JJB saved by creditor agreement

WIGAN retailer JJB Sports has this afternoon been successful in its bid to gain landlord support for a company voluntary arrangement.
It is a move that sees the struggling chain become the first plc to avoid collapse following a consensual agreement with its creditors.
JJB has negotiated new terms with its landlords, which include paying monthly rents on 250 shops, while stumping up £10m to the owners of the 140 stores it wants to close.
A majority of 75% of unsecured creditors by value had to approve the CVA proposal for it to go thorugh, but 99% actually agreed to the deal.
Sir David Jones, executive chairman, saidin a stockmarket statement: “We are delighted by the result of the meetings and the overwhelming support given to the company by our creditors, with every creditor present at the meeting supporting us.
“The approval of the CVA proposal by creditors is a major step forward in the board’s strategy to secure JJB’s long term future by creating a stable financial platform for the revitalisation of our core sports retail business.”

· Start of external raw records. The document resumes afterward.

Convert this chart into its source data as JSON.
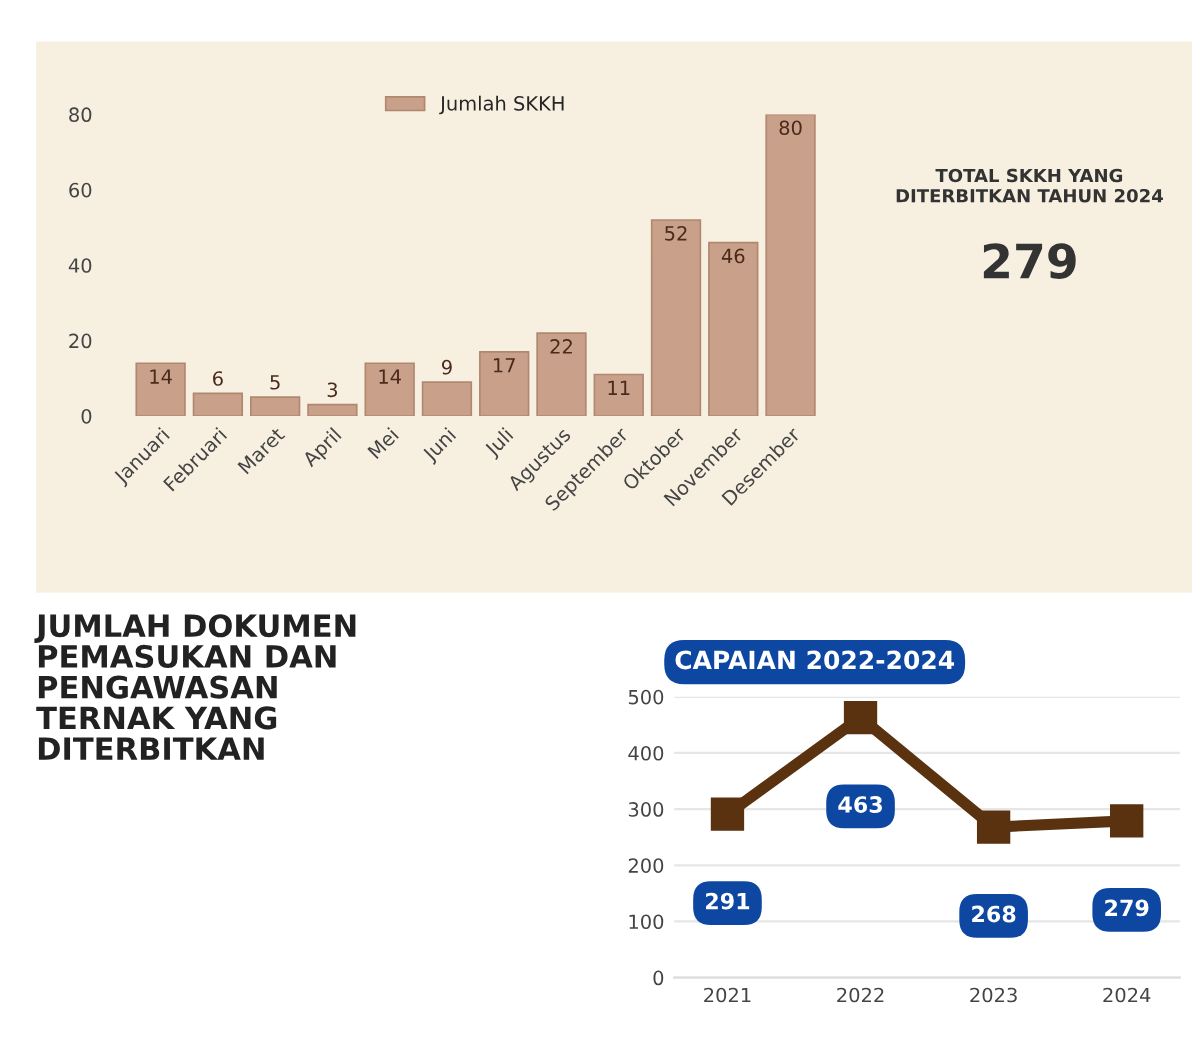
{
  "chart_data": [
    {
      "type": "bar",
      "categories": [
        "Januari",
        "Februari",
        "Maret",
        "April",
        "Mei",
        "Juni",
        "Juli",
        "Agustus",
        "September",
        "Oktober",
        "November",
        "Desember"
      ],
      "series": [
        {
          "name": "Jumlah SKKH",
          "color": "#c9a08a",
          "values": [
            14,
            6,
            5,
            3,
            14,
            9,
            17,
            22,
            11,
            52,
            46,
            80
          ]
        }
      ],
      "ylim": [
        0,
        80
      ],
      "yticks": [
        0,
        20,
        40,
        60,
        80
      ],
      "data_labels": true,
      "legend": "top",
      "grid": false,
      "annotations": [
        "TOTAL SKKH YANG\nDITERBITKAN TAHUN 2024",
        "279"
      ]
    },
    {
      "type": "line",
      "title": "CAPAIAN 2022-2024",
      "categories": [
        "2021",
        "2022",
        "2023",
        "2024"
      ],
      "series": [
        {
          "color": "#5a3210",
          "values": [
            291,
            463,
            268,
            279
          ]
        }
      ],
      "ylim": [
        0,
        500
      ],
      "yticks": [
        0,
        100,
        200,
        300,
        400,
        500
      ],
      "marker": "square",
      "data_labels": true,
      "grid": "y",
      "annotations": [
        "JUMLAH DOKUMEN\nPEMASUKAN DAN\nPENGAWASAN\nTERNAK YANG\nDITERBITKAN"
      ]
    }
  ]
}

If the plan had been rejected, the company’s banking lines would have been withdrawn, forcing it into administration.
Brian Green, head of restructuring at KPMG in the North West, and supervisor of the CVA, said: “Today’s CVA agreement is ground-breaking and shows that an innovative approach to tackling the problems faced by many companies in the harsh economic climate can ensure the company continues to trade and, in this case, protect nearly 12,000 jobs. The meeting itself was a resounding success with 99% of creditors voting in favour.
“The CVA process can be compared to aspects of Chapter 11, the US insolvency regime, which seeks to protect the legal entity. Indeed the recent Budget announcement on insolvency reform shows a growing sense that the UK system should do more to protect the legal entity of a company by offering more pre-administration options.”